Irish journalist and songwriter (c. 1795–1845)

Joseph O'Leary (c. 1795 – 1845) was an Irish journalist and songwriter.

==Life and career==
O'Leary was born in Cork in about 1795. In his youth he joined a company of strolling players, but his theatrical experience was short, as the manager was insolvent.

About 1818 he commenced to write for the Cork papers — notably, the Freeholder, a scurrilous sheet which was edited by John Boyle, and lasted till 1842. O'Leary's contributions were considered very powerful, and it was in its columns his Bacchanalian song, 'Whiskey, drink divine,' appeared. About 1818 he also wrote for the Bagatelle, a short-lived Cork periodical; and for a time he edited the Cork Mercantile Reporter.

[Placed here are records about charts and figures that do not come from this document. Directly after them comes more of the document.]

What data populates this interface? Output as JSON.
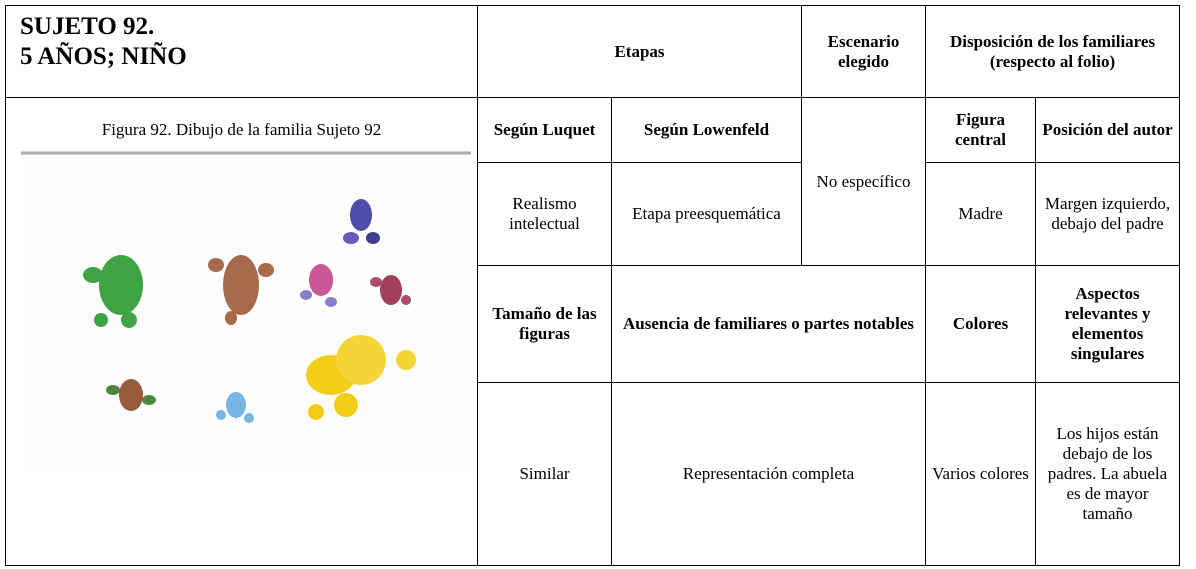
{
  "header": {
    "subject": "SUJETO 92.",
    "age_gender": "5 AÑOS; NIÑO"
  },
  "figure": {
    "caption": "Figura 92. Dibujo de la familia Sujeto 92"
  },
  "table": {
    "headers": {
      "stages": "Etapas",
      "scenario": "Escenario elegido",
      "disposition": "Disposición de los familiares",
      "disposition_note": "(respecto al folio)"
    },
    "stage_headers": [
      "Según Luquet",
      "Según Lowenfeld"
    ],
    "disposition_headers": [
      "Figura central",
      "Posición del autor"
    ],
    "stage_values": [
      "Realismo intelectual",
      "Etapa preesquemática"
    ],
    "scenario_value": "No específico",
    "disposition_values": [
      "Madre",
      "Margen izquierdo, debajo del padre"
    ],
    "second_headers": [
      "Tamaño de las figuras",
      "Ausencia de familiares o partes notables",
      "Colores",
      "Aspectos relevantes y elementos singulares"
    ],
    "second_values": [
      "Similar",
      "Representación completa",
      "Varios colores",
      "Los hijos están debajo de los padres. La abuela es de mayor tamaño"
    ]
  }
}
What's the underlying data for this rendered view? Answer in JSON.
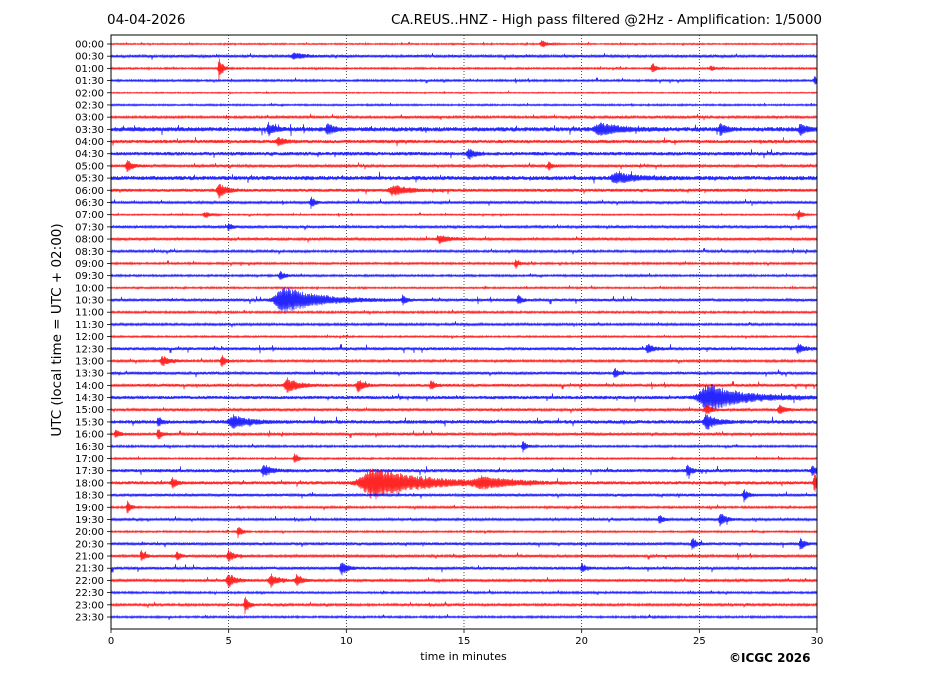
{
  "header": {
    "date": "04-04-2026",
    "title": "CA.REUS..HNZ - High pass filtered @2Hz - Amplification: 1/5000"
  },
  "footer": {
    "copyright": "©ICGC 2026"
  },
  "chart_data": {
    "type": "line",
    "title": "CA.REUS..HNZ - High pass filtered @2Hz - Amplification: 1/5000",
    "xlabel": "time in minutes",
    "ylabel": "UTC (local time = UTC + 02:00)",
    "xlim": [
      0,
      30
    ],
    "xticks": [
      "0",
      "5",
      "10",
      "15",
      "20",
      "25",
      "30"
    ],
    "grid": "vertical dotted at 5-minute intervals",
    "colors": {
      "even_rows": "#ff0000",
      "odd_rows": "#0000ff"
    },
    "row_labels": [
      "00:00",
      "00:30",
      "01:00",
      "01:30",
      "02:00",
      "02:30",
      "03:00",
      "03:30",
      "04:00",
      "04:30",
      "05:00",
      "05:30",
      "06:00",
      "06:30",
      "07:00",
      "07:30",
      "08:00",
      "08:30",
      "09:00",
      "09:30",
      "10:00",
      "10:30",
      "11:00",
      "11:30",
      "12:00",
      "12:30",
      "13:00",
      "13:30",
      "14:00",
      "14:30",
      "15:00",
      "15:30",
      "16:00",
      "16:30",
      "17:00",
      "17:30",
      "18:00",
      "18:30",
      "19:00",
      "19:30",
      "20:00",
      "20:30",
      "21:00",
      "21:30",
      "22:00",
      "22:30",
      "23:00",
      "23:30"
    ],
    "noise_levels": [
      0.5,
      0.9,
      0.6,
      0.7,
      0.4,
      0.6,
      0.8,
      1.6,
      1.2,
      1.3,
      0.9,
      1.5,
      1.1,
      0.9,
      0.5,
      0.9,
      0.9,
      0.8,
      0.7,
      0.7,
      0.6,
      1.0,
      0.7,
      0.8,
      0.6,
      1.1,
      0.8,
      1.0,
      1.0,
      1.2,
      0.9,
      1.3,
      0.9,
      0.7,
      0.6,
      1.2,
      1.2,
      1.0,
      0.7,
      0.9,
      0.6,
      1.0,
      0.9,
      1.0,
      0.9,
      0.7,
      0.8,
      0.7
    ],
    "events": [
      {
        "row": 0,
        "minute": 18.3,
        "amp": 4,
        "dur": 0.3
      },
      {
        "row": 2,
        "minute": 4.6,
        "amp": 12,
        "dur": 0.2
      },
      {
        "row": 2,
        "minute": 23.0,
        "amp": 6,
        "dur": 0.2
      },
      {
        "row": 2,
        "minute": 25.5,
        "amp": 3,
        "dur": 0.2
      },
      {
        "row": 1,
        "minute": 7.8,
        "amp": 3,
        "dur": 0.6
      },
      {
        "row": 3,
        "minute": 29.9,
        "amp": 4,
        "dur": 0.2
      },
      {
        "row": 7,
        "minute": 6.7,
        "amp": 6,
        "dur": 0.3
      },
      {
        "row": 7,
        "minute": 9.2,
        "amp": 6,
        "dur": 0.3
      },
      {
        "row": 7,
        "minute": 20.8,
        "amp": 6,
        "dur": 1.0
      },
      {
        "row": 7,
        "minute": 25.9,
        "amp": 6,
        "dur": 0.3
      },
      {
        "row": 7,
        "minute": 29.3,
        "amp": 6,
        "dur": 0.3
      },
      {
        "row": 8,
        "minute": 7.1,
        "amp": 5,
        "dur": 0.3
      },
      {
        "row": 9,
        "minute": 15.2,
        "amp": 6,
        "dur": 0.3
      },
      {
        "row": 10,
        "minute": 0.7,
        "amp": 6,
        "dur": 0.3
      },
      {
        "row": 10,
        "minute": 18.6,
        "amp": 5,
        "dur": 0.2
      },
      {
        "row": 11,
        "minute": 21.5,
        "amp": 5,
        "dur": 1.0
      },
      {
        "row": 12,
        "minute": 4.6,
        "amp": 7,
        "dur": 0.4
      },
      {
        "row": 12,
        "minute": 12.0,
        "amp": 5,
        "dur": 0.8
      },
      {
        "row": 13,
        "minute": 8.5,
        "amp": 6,
        "dur": 0.2
      },
      {
        "row": 14,
        "minute": 29.2,
        "amp": 6,
        "dur": 0.2
      },
      {
        "row": 14,
        "minute": 4.0,
        "amp": 3,
        "dur": 0.3
      },
      {
        "row": 15,
        "minute": 5.0,
        "amp": 4,
        "dur": 0.2
      },
      {
        "row": 16,
        "minute": 14.0,
        "amp": 4,
        "dur": 0.6
      },
      {
        "row": 18,
        "minute": 17.2,
        "amp": 5,
        "dur": 0.2
      },
      {
        "row": 19,
        "minute": 7.2,
        "amp": 4,
        "dur": 0.3
      },
      {
        "row": 21,
        "minute": 7.4,
        "amp": 13,
        "dur": 1.8
      },
      {
        "row": 21,
        "minute": 12.4,
        "amp": 5,
        "dur": 0.2
      },
      {
        "row": 21,
        "minute": 17.3,
        "amp": 5,
        "dur": 0.2
      },
      {
        "row": 25,
        "minute": 22.8,
        "amp": 5,
        "dur": 0.3
      },
      {
        "row": 25,
        "minute": 29.2,
        "amp": 5,
        "dur": 0.3
      },
      {
        "row": 26,
        "minute": 4.7,
        "amp": 7,
        "dur": 0.2
      },
      {
        "row": 26,
        "minute": 2.2,
        "amp": 5,
        "dur": 0.4
      },
      {
        "row": 27,
        "minute": 21.4,
        "amp": 6,
        "dur": 0.2
      },
      {
        "row": 28,
        "minute": 7.5,
        "amp": 7,
        "dur": 0.6
      },
      {
        "row": 28,
        "minute": 10.5,
        "amp": 7,
        "dur": 0.3
      },
      {
        "row": 28,
        "minute": 13.6,
        "amp": 6,
        "dur": 0.2
      },
      {
        "row": 29,
        "minute": 25.4,
        "amp": 14,
        "dur": 1.8
      },
      {
        "row": 30,
        "minute": 25.3,
        "amp": 6,
        "dur": 0.3
      },
      {
        "row": 30,
        "minute": 28.4,
        "amp": 5,
        "dur": 0.3
      },
      {
        "row": 31,
        "minute": 5.2,
        "amp": 7,
        "dur": 0.8
      },
      {
        "row": 31,
        "minute": 25.3,
        "amp": 8,
        "dur": 0.5
      },
      {
        "row": 31,
        "minute": 2.0,
        "amp": 5,
        "dur": 0.2
      },
      {
        "row": 32,
        "minute": 2.0,
        "amp": 6,
        "dur": 0.2
      },
      {
        "row": 32,
        "minute": 0.2,
        "amp": 5,
        "dur": 0.2
      },
      {
        "row": 33,
        "minute": 17.5,
        "amp": 6,
        "dur": 0.2
      },
      {
        "row": 34,
        "minute": 7.8,
        "amp": 6,
        "dur": 0.2
      },
      {
        "row": 35,
        "minute": 6.5,
        "amp": 6,
        "dur": 0.4
      },
      {
        "row": 35,
        "minute": 24.5,
        "amp": 7,
        "dur": 0.2
      },
      {
        "row": 35,
        "minute": 29.8,
        "amp": 6,
        "dur": 0.2
      },
      {
        "row": 36,
        "minute": 11.2,
        "amp": 16,
        "dur": 2.4
      },
      {
        "row": 36,
        "minute": 15.8,
        "amp": 5,
        "dur": 1.5
      },
      {
        "row": 36,
        "minute": 29.9,
        "amp": 12,
        "dur": 0.2
      },
      {
        "row": 36,
        "minute": 2.6,
        "amp": 6,
        "dur": 0.2
      },
      {
        "row": 37,
        "minute": 26.9,
        "amp": 6,
        "dur": 0.2
      },
      {
        "row": 38,
        "minute": 0.7,
        "amp": 7,
        "dur": 0.2
      },
      {
        "row": 39,
        "minute": 25.9,
        "amp": 7,
        "dur": 0.3
      },
      {
        "row": 39,
        "minute": 23.3,
        "amp": 5,
        "dur": 0.2
      },
      {
        "row": 40,
        "minute": 5.4,
        "amp": 6,
        "dur": 0.2
      },
      {
        "row": 41,
        "minute": 24.7,
        "amp": 7,
        "dur": 0.2
      },
      {
        "row": 41,
        "minute": 29.3,
        "amp": 7,
        "dur": 0.2
      },
      {
        "row": 42,
        "minute": 1.3,
        "amp": 6,
        "dur": 0.2
      },
      {
        "row": 42,
        "minute": 2.8,
        "amp": 5,
        "dur": 0.2
      },
      {
        "row": 42,
        "minute": 5.0,
        "amp": 6,
        "dur": 0.3
      },
      {
        "row": 43,
        "minute": 9.8,
        "amp": 7,
        "dur": 0.3
      },
      {
        "row": 43,
        "minute": 20.0,
        "amp": 5,
        "dur": 0.2
      },
      {
        "row": 44,
        "minute": 5.0,
        "amp": 7,
        "dur": 0.4
      },
      {
        "row": 44,
        "minute": 6.8,
        "amp": 7,
        "dur": 0.4
      },
      {
        "row": 44,
        "minute": 7.9,
        "amp": 6,
        "dur": 0.3
      },
      {
        "row": 46,
        "minute": 5.7,
        "amp": 9,
        "dur": 0.2
      }
    ]
  }
}
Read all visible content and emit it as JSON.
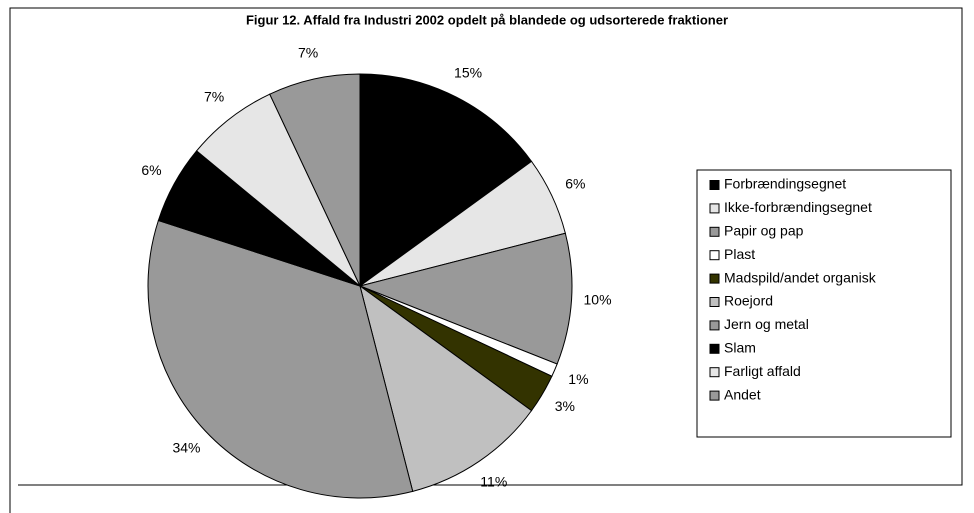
{
  "chart_data": {
    "type": "pie",
    "title": "Figur 12. Affald fra Industri 2002  opdelt på blandede og udsorterede fraktioner",
    "categories": [
      "Forbrændingsegnet",
      "Ikke-forbrændingsegnet",
      "Papir og pap",
      "Plast",
      "Madspild/andet organisk",
      "Roejord",
      "Jern og metal",
      "Slam",
      "Farligt affald",
      "Andet"
    ],
    "values": [
      15,
      6,
      10,
      1,
      3,
      11,
      34,
      6,
      7,
      7
    ],
    "value_labels": [
      "15%",
      "6%",
      "10%",
      "1%",
      "3%",
      "11%",
      "34%",
      "6%",
      "7%",
      "7%"
    ],
    "colors": [
      "#000000",
      "#e6e6e6",
      "#999999",
      "#ffffff",
      "#333300",
      "#c0c0c0",
      "#999999",
      "#000000",
      "#e6e6e6",
      "#999999"
    ],
    "legend": "right"
  }
}
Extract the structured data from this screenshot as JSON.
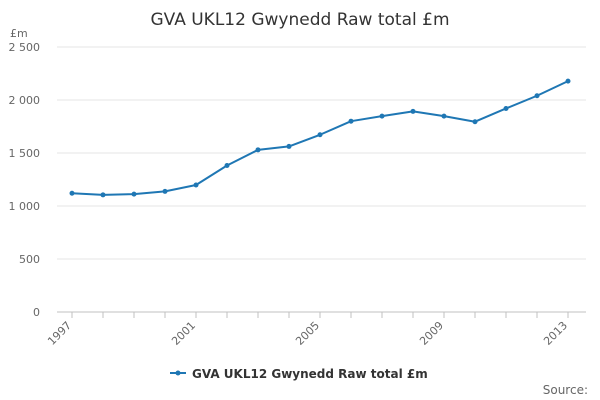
{
  "chart_data": {
    "type": "line",
    "title": "GVA UKL12 Gwynedd Raw total £m",
    "unit_label": "£m",
    "xlabel": "",
    "ylabel": "",
    "x": [
      1997,
      1998,
      1999,
      2000,
      2001,
      2002,
      2003,
      2004,
      2005,
      2006,
      2007,
      2008,
      2009,
      2010,
      2011,
      2012,
      2013
    ],
    "x_tick_labels": [
      "1997",
      "2001",
      "2005",
      "2009",
      "2013"
    ],
    "y_tick_labels": [
      "0",
      "500",
      "1 000",
      "1 500",
      "2 000",
      "2 500"
    ],
    "ylim": [
      0,
      2500
    ],
    "grid": true,
    "legend_position": "bottom",
    "series": [
      {
        "name": "GVA UKL12 Gwynedd Raw total £m",
        "color": "#1f77b4",
        "values": [
          1120,
          1105,
          1112,
          1138,
          1198,
          1382,
          1530,
          1562,
          1672,
          1800,
          1848,
          1893,
          1848,
          1795,
          1920,
          2040,
          2178
        ]
      }
    ],
    "source_label": "Source:"
  }
}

Between 1825 and 1828 he contributed to Bolster's Cork Quarterly, and to two London periodicals, the Dublin and London Magazine and Captain Rock in London. The biographer Richard Ryan, who seems to have known him, says in his Poets and Poetry (1826), that he was, in 1826, preparing a translation of Tibullus. In 1830 O'Leary published a pamphlet On the Late Election in Cork, under the signature of A Reporter. There are also some poems by him in Patrick O'Kelly's Hippocrene (1831); and in 1833 a small collection of his poems and sketches appeared at Cork in an anonymous volume, entitled The Tribute.

In 1834 he came to London and joined the staff of the Morning Herald as parliamentary reporter. He seems to have met with little success in London, and drowned himself in the Regent's Canal about 1845.